Peter Falk | Columbo’s Estate Dispute
“Just one more thing…”
Do you remember that famous catchphrase from Lieutenant Columbo, played brilliantly by actor Peter Falk? He was one of the most important TV and movie stars of his day, and he inspired a generation of detective shows.
Falk lost an eye at the age of three because of a malignant tumor, and because of that disability, he was rejected from the armed services. He nevertheless joined the US Merchant Marines at the end of World War II and served as a cook and mess boy. He later applied for a job with the CIA but was rejected because he had joined a union while serving in the Merchant Marines. It wasn’t until he was 30 years old that he ultimately decided to pursue a career in acting.
Most people do not know or remember that Falk’s mother, Madeline Falk, was a victim of elder financial abuse, crimes which were carried out by her caregiver and that Falk worked to prosecute that wrongdoer. Elder Financial Abuse was a matter about which Falk was passionate. In 2003, using his celebrity status, Falk made a public service video in which he urged banks and other front-line professionals to lead the defense against financial exploitation of the elderly. You can find that YouTube video online.
Ironically, Falk made that video at the age of 76, and a few short years later he was diagnosed with Alzheimer’s. His life, and then his estate, quickly became embroiled in its own controversy – not elder financial abuse, but another common and related problem we see every day in our law practice: a stepmother/stepchild dispute.
Falk was married twice, and he and his first wife adopted two children, Jackie and Catherine. Interestingly enough, Catherine followed her father’s fictional career and went on to become a private investigator. When Catherine was just 5, Falk divorced his first wife and remarried a year later to his second wife, Shera, who was 22 years his junior.
As often happens in blended families, Catherine did not get along with her step-mother, and eventually, Peter Falk and his daughter Catherine also became estranged. Indeed, by 2008, at which point he was incapacitated with the onset of Alzheimer’s, Shera neglected to inform either of her step-children of Peter Falk’s progressively worse medical condition. By the time Catherine found out, Shera had refused her stepdaughter’s repeated requests even to visit him.
Things went from bad to worse between stepmother and stepdaughter, and Catherine fought for 7 months in court to be put in charge of her father in a conservatorship. The Court ultimately appointed Shera, but the issue was still not settled. Visitation rights for Catherine were limited, and Catherine’s sister, Jackie, was unable to visit at all.
Shera eventually inherited most of Peter Falk’s estate, valued at approximately $5 million. Even though Falk wanted to take care of his daughter Catherine in his will with a six-figure inheritance, he nevertheless created a clause that stated that she would lose her entire inheritance if she were to contest his instructions. At the end, when Falk’s father died in 2011 at the age of 83, Catherine got very little satisfaction and was even reportedly forced to spend a significant amount of her future inheritance on legal fees.
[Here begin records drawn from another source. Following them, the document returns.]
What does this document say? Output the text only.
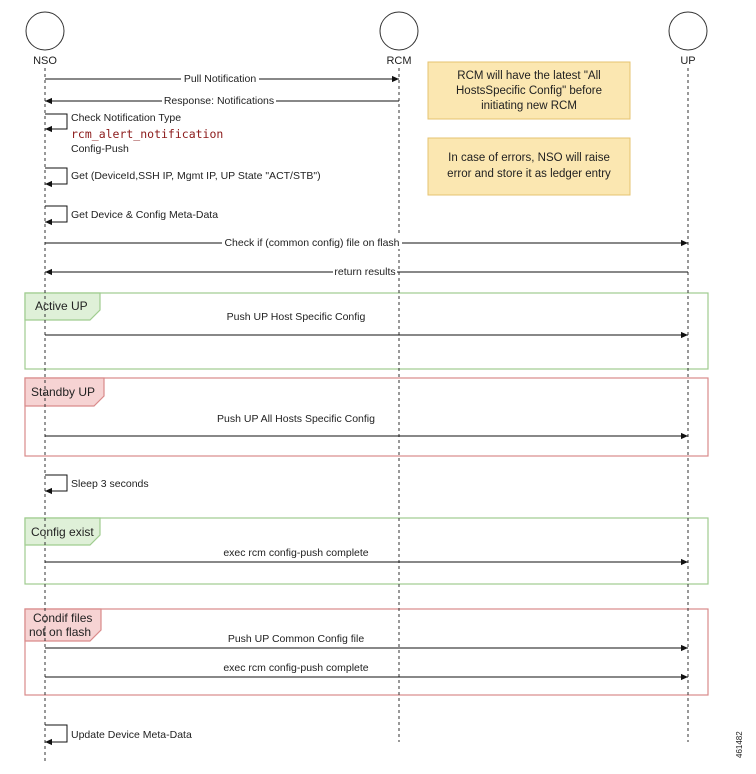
NSO	RCM	UP
Active UP
Standby UP
Config exist
Condif files
not on flash
RCM will have the latest "All
HostsSpecific Config" before
initiating new RCM
In case of errors, NSO will raise
error and store it as ledger entry
Pull Notification
Response: Notifications
Check Notification Type
rcm_alert_notification
Config-Push
Get (DeviceId,SSH IP, Mgmt IP, UP State "ACT/STB")
Get Device & Config Meta-Data
Check if (common config) file on flash
return results
Push UP Host Specific Config
Push UP All Hosts Specific Config
Sleep 3 seconds
exec rcm config-push complete
Push UP Common Config file
exec rcm config-push complete
Update Device Meta-Data	461482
So, unfortunately, the Peter Falk case turned out to be another sad and unfortunate stepmother dispute with no real winners.
Oh – just one more thing…
After the bitter dispute with her stepmother ended, Catherine Falk started the Catherine Falk Organization, whose purpose is to advance and advocate wards rights visitation legislation nationwide. She and her former probate attorney drafted the Peter Falk Bill in 2011, which was written to preserve, protect and respect the right of adult children to visit an ailing or incapacitated parent who is either under a power of attorney or legal guardianship.
In 2016, Governor Andrew Cuomo officially signed Peter Falk’s Law in New York, one of more than 10 states to enact the legislation. Thanks to that effort, in those states children from previous marriages, as well as estranged family members, will no longer be denied the right to visit an incapacitated parent and/or loved one by a current spouse who is a guardian/conservator with whom they may not get along.
Perhaps Peter Falk’s ultimate legacy will be the important law named after him, which may go well beyond his days playing an unassuming police detective on TV.